A questão tem menos a ver com não ter praticado minhas habilidades anais e mais a ver com a pequena janela no canto da tela refletindo minha imagem de volta para mim. Cheguei aos trinta e poucos anos ser ter desenvolvido minhas habilidades como passivo, sim, mas sou ainda menos desenvolvido como exibicionista. Agora, diante de um programa de televisão, eu me contorço, continuo fechando os olhos e tensiono todos os músculos do meu corpo para que se torne uma muralha, mesmo para mim. Eric tenta sinceramente me animar - "Apenas relaxe e aproveite o processo", "Observe seu corpo; toque as partes que você gosta; sinta-se bem "- mas nada do que ele disser poderá mudar a forma como eu realmente não gosto da minha aparência no momento.
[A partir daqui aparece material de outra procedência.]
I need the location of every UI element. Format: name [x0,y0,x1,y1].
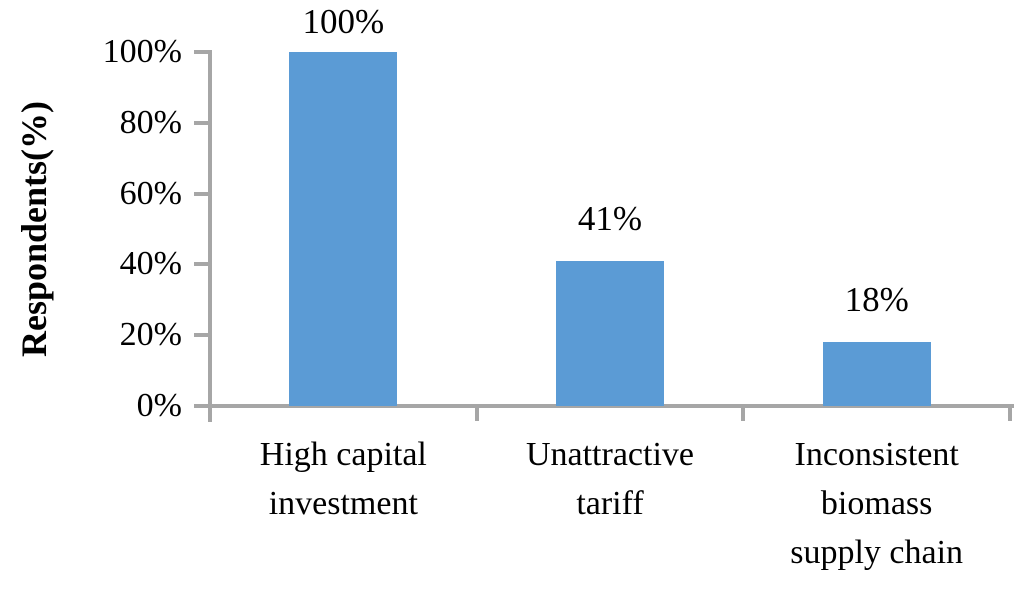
y-tick-mark [194,50,209,54]
y-tick-mark [194,191,209,196]
bar [556,260,664,406]
y-tick-label: 20% [119,316,182,354]
bar-value-label: 100% [302,2,385,41]
y-tick-label: 60% [119,174,182,212]
category-label-line: High capital [259,436,427,473]
category-label-line: tariff [576,485,644,522]
y-axis-title: Respondents(%) [14,100,54,358]
x-tick-mark [208,404,212,421]
y-tick-mark [194,333,209,338]
y-tick-label: 80% [119,103,182,141]
y-tick-mark [194,120,209,125]
bar-value-label: 18% [844,280,909,320]
category-label-line: Unattractive [525,436,694,473]
category-label-line: supply chain [790,534,964,571]
category-label-line: biomass [820,485,933,522]
category-label-line: investment [268,485,418,522]
y-tick-label: 0% [136,387,182,424]
x-axis-line [208,404,1014,408]
y-tick-mark [194,262,209,267]
bar-value-label: 41% [577,198,643,238]
category-label: Unattractive tariff [477,430,744,528]
category-label: High capital investment [210,430,477,528]
bar [289,52,398,406]
x-tick-mark [474,404,479,421]
y-tick-label: 40% [119,245,182,283]
x-tick-mark [741,404,746,421]
bar [822,342,931,406]
y-tick-mark [194,404,209,408]
y-tick-label: 100% [102,33,182,70]
category-label-line: Inconsistent [794,436,959,473]
y-axis-line [208,50,212,422]
x-tick-mark [1008,404,1012,421]
category-label: Inconsistent biomass supply chain [743,430,1010,577]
Em dias bons, me sinto atraente e, em dias ruins, vou me olhar no espelho e dissecar o que vejo como um robô em um filme de ficção científica examinaria o mundo ao seu redor. Minha visão se torna infravermelha, examinando-me da cabeça aos pés, sintetizando os dados antes de preencher a barra lateral com anotações de todas as falhas: O Exterminador da minha autoestima. Hoje, gráficos para o meu peito e meus braços estão calculando a recente perda de peso e massa muscular, me dizendo que sou magro demais para ser sexy. Graças à dismorfia corporal, a atitude inconstante do meu cérebro em relação ao meu corpo tornou-se mais devastadora agora que a pandemia fechou todos os eventos de couro, espaços de recreação e encontros da comunidade que se tornaram uma importante fonte de validação para mim - lugares onde o toque de outra pessoa me permite sentir real e visto.
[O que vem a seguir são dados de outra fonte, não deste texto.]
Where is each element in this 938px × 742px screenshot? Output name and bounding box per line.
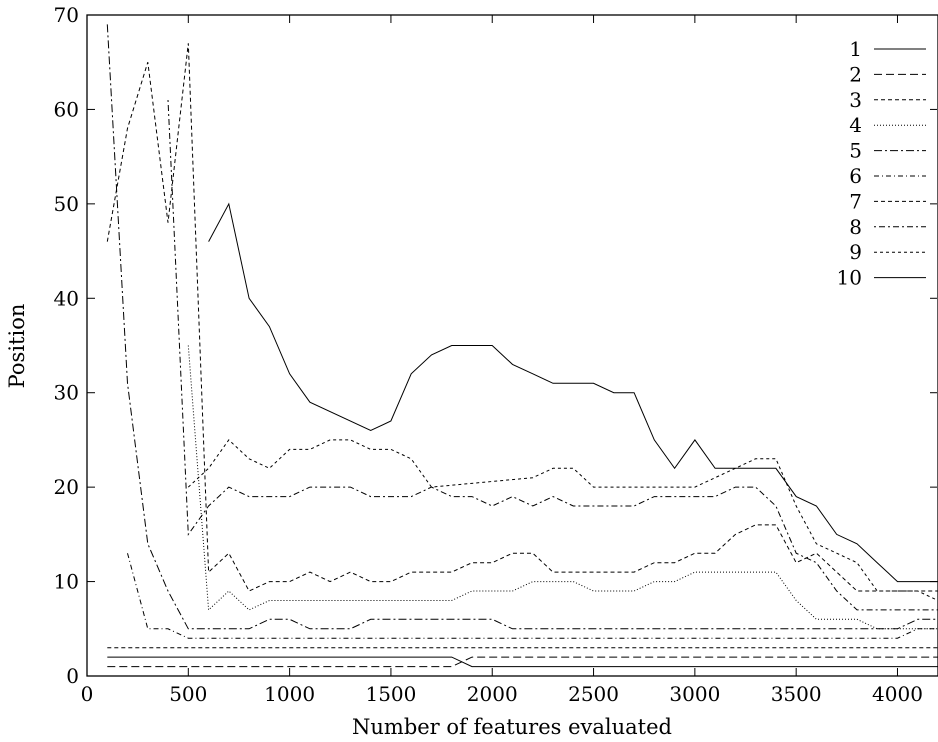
y-tick-label: 60 <box>54 97 79 121</box>
legend-label: 3 <box>849 88 862 112</box>
series-line-5 <box>106 24 938 630</box>
y-tick-label: 70 <box>54 3 79 27</box>
x-tick-label: 3000 <box>669 682 720 706</box>
series-line-1 <box>107 656 938 668</box>
y-tick-label: 30 <box>54 381 79 405</box>
legend-label: 7 <box>849 189 862 213</box>
legend-label: 6 <box>849 164 862 188</box>
y-axis-label: Position <box>5 304 29 389</box>
x-tick-label: 2500 <box>568 682 619 706</box>
legend-label: 9 <box>849 240 862 264</box>
axes: 0 500 1000 1500 2000 2500 3000 3500 4000 0 10 20 30 4… <box>54 3 937 706</box>
legend-label: 5 <box>849 139 862 163</box>
legend-label: 8 <box>849 215 862 239</box>
y-tick-label: 10 <box>54 570 79 594</box>
legend-label: 2 <box>849 62 862 86</box>
series-line-2 <box>107 656 938 668</box>
y-tick-label: 20 <box>54 475 79 499</box>
legend-label: 4 <box>849 113 862 137</box>
series-line-9 <box>187 439 938 601</box>
series-line-4 <box>187 345 938 630</box>
x-tick-label: 0 <box>81 682 94 706</box>
y-tick-label: 50 <box>54 192 79 216</box>
plot-frame <box>86 14 938 677</box>
x-tick-label: 2000 <box>467 682 518 706</box>
x-tick-label: 1500 <box>365 682 416 706</box>
series-line-10 <box>208 202 938 583</box>
series-group <box>106 24 938 668</box>
x-tick-label: 500 <box>169 682 207 706</box>
y-tick-label: 40 <box>54 286 79 310</box>
y-tick-label: 0 <box>66 664 79 688</box>
legend-label: 10 <box>837 266 862 290</box>
x-tick-label: 3500 <box>771 682 822 706</box>
x-tick-label: 4000 <box>872 682 923 706</box>
legend-label: 1 <box>849 37 862 61</box>
series-line-8 <box>167 99 938 611</box>
series-line-6 <box>127 553 938 639</box>
series-line-7 <box>106 43 938 592</box>
x-tick-label: 1000 <box>264 682 315 706</box>
x-axis-label: Number of features evaluated <box>352 715 672 739</box>
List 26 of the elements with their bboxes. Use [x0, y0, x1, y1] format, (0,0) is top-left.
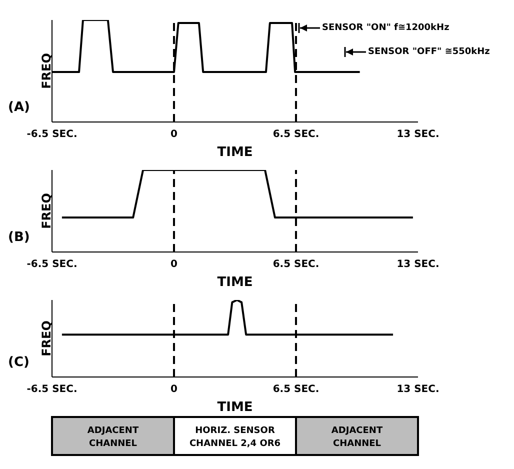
y-axis-title: FREQ: [39, 53, 54, 89]
text: ADJACENT CHANNEL: [87, 426, 140, 449]
x-tick-label: -6.5 SEC.: [26, 259, 78, 270]
annotation: SENSOR "ON" f≅1200kHz: [322, 23, 450, 33]
x-tick-label: 0: [170, 259, 178, 270]
annotation: SENSOR "OFF" ≅550kHz: [368, 47, 490, 57]
x-tick-label: 6.5 SEC.: [272, 259, 320, 270]
x-axis-title: TIME: [217, 275, 253, 290]
x-tick-label: 0: [170, 129, 178, 140]
x-tick-label: 6.5 SEC.: [272, 129, 320, 140]
x-tick-label: 6.5 SEC.: [272, 384, 320, 396]
text: (B): [8, 230, 30, 245]
x-tick-label: -6.5 SEC.: [26, 384, 78, 396]
x-tick-label: 0: [170, 384, 178, 396]
y-axis-title: FREQ: [39, 320, 54, 356]
x-axis-title: TIME: [217, 400, 253, 415]
x-tick-label: 13 SEC.: [396, 384, 440, 396]
text: (C): [8, 355, 30, 370]
text: (A): [8, 100, 30, 115]
x-tick-label: 13 SEC.: [396, 129, 440, 140]
text: ADJACENT CHANNEL: [331, 426, 384, 449]
x-tick-label: -6.5 SEC.: [26, 129, 78, 140]
text: HORIZ. SENSOR CHANNEL 2,4 OR6: [189, 426, 281, 449]
x-tick-label: 13 SEC.: [396, 259, 440, 270]
y-axis-title: FREQ: [39, 193, 54, 229]
x-axis-title: TIME: [217, 145, 253, 160]
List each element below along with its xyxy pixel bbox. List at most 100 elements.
Como o fetiche é uma maneira de eu experimentar a sexualidade e a intimidade em um nível amplificado, a maneira como ele afirma a minha percepção é ainda mais amplificada. Agora que estou no modo de quarentena, estou passando por uma abstinência que torna invejáveis até os vídeos pornográficos. Vou encarar ansiosamente os personagens de um vídeo de um grupo de vinte pessoas amontoadas tocando-se perdidas como uma bola de carne humana. Observar um garoto ofegar por ar enquanto seu dominador o fode e o sufoca com as próprias mãos e pensar: "Seu sortudo desgraçado, você desfruta de contato com a pele".

Continuo ouvindo as pessoas dizerem que o COVID-19 está nos ensinando a viver com nós mesmos. Mas o problema é que não estou preso agora mesmo durante a era do Coronavírus - estou preso desde sempre. Por todas as qualidades dominantes que tenho quando se trata de BDSM, não posso dominar os sentimentos de dessexualização instilados pelo distanciamento social. Não tenho alternativa para essa fonte de energia única de conexão que ganho com o calor do corpo de outra pessoa, mas essa pandemia parece uma época tão boa quanto qualquer outra para descobrir isso. Talvez, então, o primeiro passo que eu deva dar seja aprender a olhar e olhar para a janela do meu próprio reflexo no canto da minha tela de vídeo. Devo lutar contra o desejo de fechar os olhos, manter o olhar firme, sem vacilar, até encontrar uma versão de mim mesmo que eu finalmente consiga ver.